Du 16 juin au 13 août  2006

C'est en 1987 que John Baldessari entreprend de réaliser l'œuvre la plus monumentale de sa carrière. Composée de 43 photographies, elle est à la fois une exposition personnelle, un projet unique et une installation. Le Magasin à Grenoble (Centre National d'Art Contemporain) dirigé alors par Jacques Guillot et le Musée d'Art Contemporain de Lyon se sont associés dès 1986 pour que ce projet de John Baldessari voit le jour. Il s'agit d'une coproduction : Le Magasin organisait l'exposition et le Musée de Lyon achetait l'œuvre.

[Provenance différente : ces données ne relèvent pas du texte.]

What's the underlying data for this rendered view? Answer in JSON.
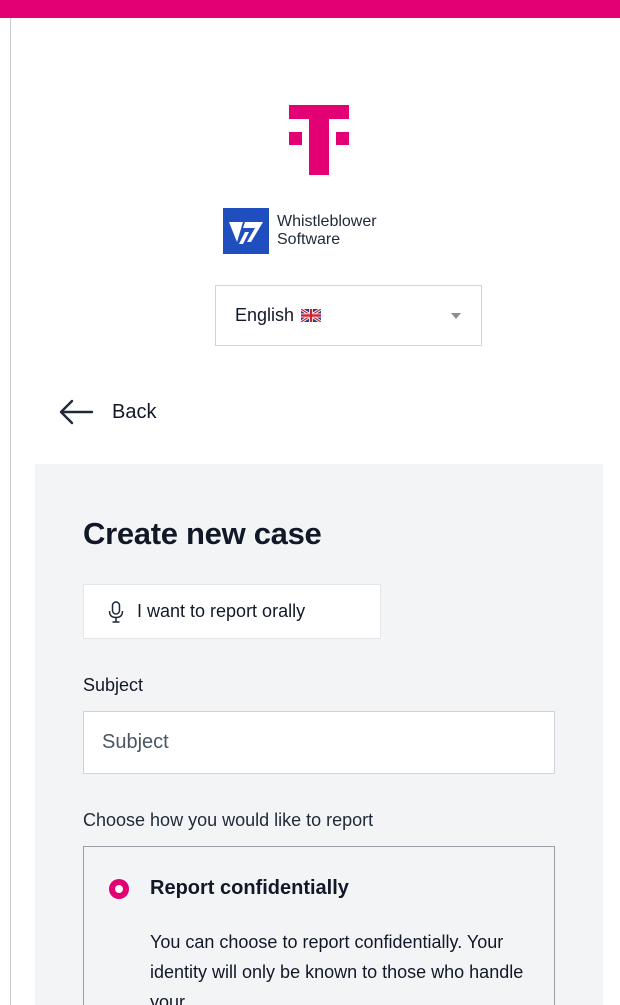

En 1968, David Antin organise, en étroite collaboration avec Georges Maciunas, la première exposition Fluxus au Département Art de l’Université de Californie à San Diego où John Baldessari est professeur-assistant. Baldessari y rencontre Dick Higgins, Emmett Williams et Allan Kaprow (1) dont il apprécie l'esprit "Tout est possible". C'est cette année-là qu'il inaugure sa première exposition à Los Angeles à la Holly Barnes Gallery. Il y expose notamment ses tableaux-textes parmi lesquels : "tout est expurgé dans cette peinture, sauf l’art, aucune idée n’intervient dans cette œuvre" (2). Au même moment dans une galerie voisine, the Eugenia Butler Gallery, Joseph Kosuth présente ses premières investigations, une série photographique de définitions du mot "rien" qu’il nomme : "intitulé (art comme idée comme idée)" (3). A cette date Baldessari ignore ce qui se passe sur la côte Est des Etats-Unis. C'est peu après qu'il découvre l'œuvre d'autres artistes, quand Richard Bellamy lui conseille "de rencontrer certains new-yorkais parmi lesquels Dan Graham, Robert Barry, Douglas Huebler, Lawrence Weiner et Joseph Kosuth" (4). Ce dernier décrit alors les œuvres de John Baldessari comme de "distrayantes peintures pop qui… constituent des caricatures conceptuelles du véritable art conceptuel".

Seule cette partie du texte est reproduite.